WORDS: MARANA BRAND • IMAGES: THE HOME STUDIO & SHUTTERSTOCK
For homeowners who are looking for ways to keep motivated in these challenging circumstances, a change in your own environment can help boost morale and make a space feel like new.
“Being trapped in your home for this long can highlight those small irritations that you’ve been ignoring for so long. And you don’t have to spend a fortune to revamp your space; sometimes small changes can make a big difference,” says Adrian Goslett, regional director and CEO, RE/MAX of Southern Africa.
Consider the following:
A space can feel incredibly different simply by decluttering and reorganising. To start, go through all drawers and create piles for the things that will be kept, donated, or thrown away. After decluttering, homeowners can regain some sense of control by organising the storage spaces in the home.
Rearranging your current furniture can give your living space a whole new look. Establish the focal point in the room and work from there, leaving enough space for easy circulation within the room. “Even if you’re not able to change the position of your key pieces – like a sofa and media unit – switching out and moving around the additional items and accessories make all the difference. If this is the case, our trick is to take everything out of the room, just leaving those key items in the correct position, and then bring it all back into the room one by one. This blank canvas gives you the opportunity to look at the room in a new way, and think about how you can mix and match what you already have. Remember, less is always more! Don’t crowd the room,” says Karen Steyn, founder of The Home Studio.
The power of paint
Paint has to be one of the easiest and most budget-friendly ways to make a major change in your living space. Whether you’re giving white walls a fresh new coat, or going for a complete change with a darker, dramatic look, or painting a feature wall or just a door, paint has the power to completely change the overall style and feeling of any room. “We always suggest swatching first to see how the colour looks in your space, and don’t be afraid to go darker than you think. Rich, saturated colours add so much warmth to a living room,” Steyn says.

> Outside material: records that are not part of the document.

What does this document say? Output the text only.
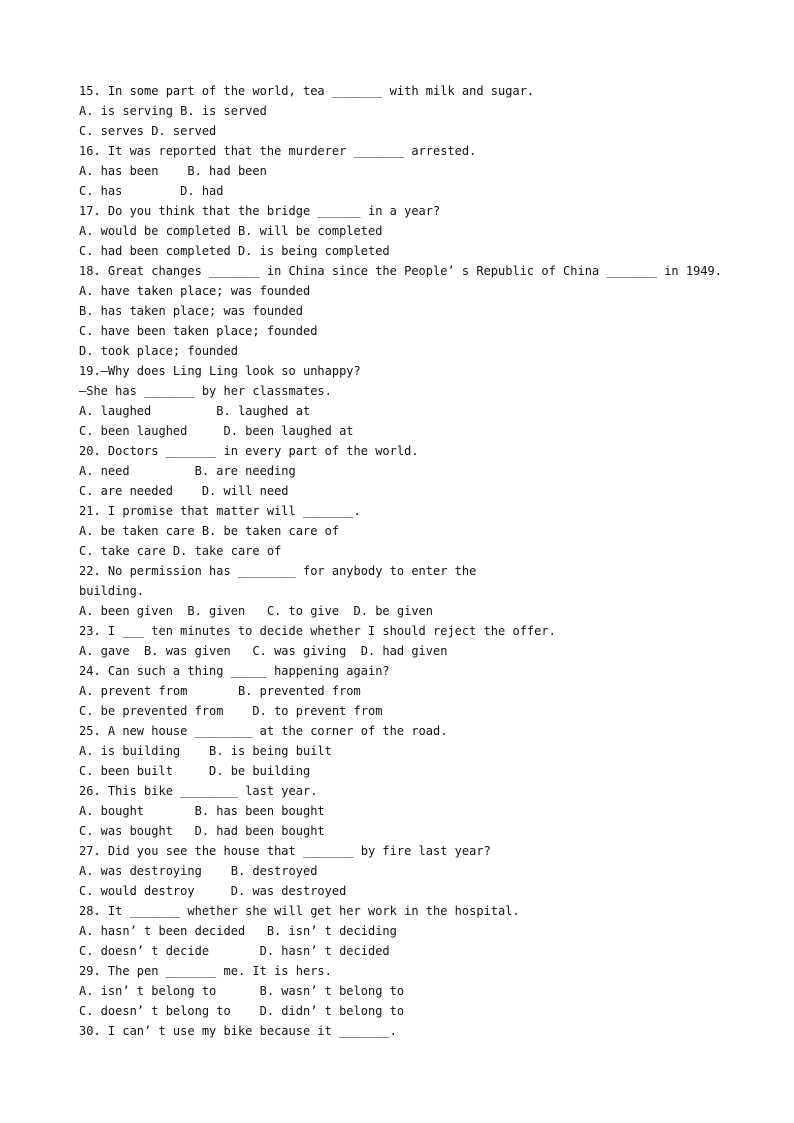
15. In some part of the world, tea _______ with milk and sugar.
A. is serving B. is served
C. serves D. served
16. It was reported that the murderer _______ arrested.
A. has been    B. had been
C. has        D. had
17. Do you think that the bridge ______ in a year?
A. would be completed B. will be completed
C. had been completed D. is being completed
18. Great changes _______ in China since the People’ s Republic of China _______ in 1949.
A. have taken place; was founded
B. has taken place; was founded
C. have been taken place; founded
D. took place; founded
19.—Why does Ling Ling look so unhappy?
—She has _______ by her classmates.
A. laughed         B. laughed at
C. been laughed     D. been laughed at
20. Doctors _______ in every part of the world.
A. need         B. are needing
C. are needed    D. will need
21. I promise that matter will _______.
A. be taken care B. be taken care of
C. take care D. take care of
22. No permission has ________ for anybody to enter the
building.
A. been given  B. given   C. to give  D. be given
23. I ___ ten minutes to decide whether I should reject the offer.
A. gave  B. was given   C. was giving  D. had given
24. Can such a thing _____ happening again?
A. prevent from       B. prevented from
C. be prevented from    D. to prevent from
25. A new house ________ at the corner of the road.
A. is building    B. is being built
C. been built     D. be building
26. This bike ________ last year.
A. bought       B. has been bought
C. was bought   D. had been bought
27. Did you see the house that _______ by fire last year?
A. was destroying    B. destroyed
C. would destroy     D. was destroyed
28. It _______ whether she will get her work in the hospital.
A. hasn’ t been decided   B. isn’ t deciding
C. doesn’ t decide       D. hasn’ t decided
29. The pen _______ me. It is hers.
A. isn’ t belong to      B. wasn’ t belong to
C. doesn’ t belong to    D. didn’ t belong to
30. I can’ t use my bike because it _______.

Even if you’re not able to change the position of your key pieces – like a sofa and media unit – switching out and moving around the additional items and accessories make all the difference. Karen Steyn, founder, The Home Studio
Bring in some life
A simple basket planter and plant can make the difference needed to make your living space feel alive and welcoming. Using a basket for your planter has the additional benefit of introducing added texture to the living space. The responsibility of having to take care of plants can give homeowners a small sense of purpose, which can be helpful for those who are struggling to cope. “We prefer one large plant to maximise the visual impact,” Steyn says.
People say it all the time, but swapping out scatter cushions really can make your living room feel like a completely different space. For those low on cash, even try swapping items like curtains, rugs, and scatter cushions from one room to the other. “For the upcoming winter months consider bringing in cushions in deep, saturated colours, as well as having a mix of fabrics for the finishes. We currently have a deep love of rich earthy colours, such as rust, terracotta and burgundy. A well-placed blanket or throw will tie it all together – and keep you warm!”
So you need a new couch, armchair, desk, table…? No need to get alarmed by prices. Search through Facebook Marketplace or a local buy-and-sell Facebook page, or put on your mask and go on a treasure hunt in the neighbourhood second hand store. You might just find the perfect previously loved piece looking for a new home.
A bit of DIY can turn it into a statement.
See the light
The right lighting can do wonders to lift the mood of a home. “This may sound surprising, but remember to layer your lighting too. Good lighting is a must – day or night – and it pays to have a mix of ceiling, wall, table and floor lamps. Obviously you don’t need them all, especially in smaller spaces, but two complimentary styles should ensure your living space can be either fully illuminated, or indirectly lit through ambient and reading lighting,” Steyn suggests.